Photo by Barry Weiser.
Photo by Barry Weiser.

His name was Benjamin. He was the last born child and only son of Jacobo and Dolores Leon. His mother had died at childbirth when he was not yet three years old, so he was brought up by his father, two older sisters, his grandfather and assorted aunts and their families in the tiny town of Bendicion in the state of Puebla, Mexico. Though motherless, there was an abundance of love and caring in his life.

In reality, the family knew no other abundance. Food was tortillas, chilies, some vegetables, occasionally, eggs, chicken tamales for festive days. Water had to be brought by hand from the river half a mile away. He was considered lucky to be able to attend the rural school three hours a day till he was ten, so he knew how to read and write and arithmetic; he loved to learn about those far away places and times.
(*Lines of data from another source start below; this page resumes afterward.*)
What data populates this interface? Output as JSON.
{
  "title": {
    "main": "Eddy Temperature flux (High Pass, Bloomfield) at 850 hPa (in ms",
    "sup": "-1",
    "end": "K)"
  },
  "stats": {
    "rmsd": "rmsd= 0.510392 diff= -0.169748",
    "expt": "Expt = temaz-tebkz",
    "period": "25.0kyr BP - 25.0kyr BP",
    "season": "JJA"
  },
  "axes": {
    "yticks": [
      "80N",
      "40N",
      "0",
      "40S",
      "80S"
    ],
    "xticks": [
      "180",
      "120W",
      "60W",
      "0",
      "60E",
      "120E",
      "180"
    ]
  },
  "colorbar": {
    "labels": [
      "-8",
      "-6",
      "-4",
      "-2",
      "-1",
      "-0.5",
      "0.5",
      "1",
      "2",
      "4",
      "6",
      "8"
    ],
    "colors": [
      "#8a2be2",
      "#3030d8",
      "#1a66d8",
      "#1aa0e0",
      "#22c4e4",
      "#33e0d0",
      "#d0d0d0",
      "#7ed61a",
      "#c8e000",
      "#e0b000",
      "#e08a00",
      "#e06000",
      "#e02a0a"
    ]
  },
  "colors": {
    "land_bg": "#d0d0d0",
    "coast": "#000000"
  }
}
No doctor or dentist had ever set foot in Bendicion. When sick, the townswomen knew all the traditional remedies – herbs, plasters, minerals, mud, maybe an aspirin.

Their family had somehow subsisted like this on their little piece of land for generations. To earn a few extra pesos, Jacobo would care for his neighbor’s turkeys. With the passage of NAFTA in 1994, things changed for the worse. The US dumped government subsidized genetically modified corn all over the countryside, under pricing the traditional corn cultivated for millennia by the native peoples. No longer able to sell their corn, the farm families were literally starving to death. The small poultry farms were unable to compete with the low prices of agro-businesses and their encaged, force- fed turkeys. To earn a little money to support his aging father as well as his wife and children, Benjamin had the following choices: look for work in Mexico City while living in the festering slums which surrounded the megapolis, work in the maquiladoras (large, mainly foreign-owned factories) on the border, or cross to the USA. Benjamin left for the Norte (USA) on October 12, 2002. A border guard found the remains of his desiccated body, half eaten by buzzards and coyotes in the Sonoran desert body on Oct. 30, Day of the Dead. In Bendicion, his father was found dead in his bed on Nov. 1, All Souls’ Day, with a tear still moist in his eye.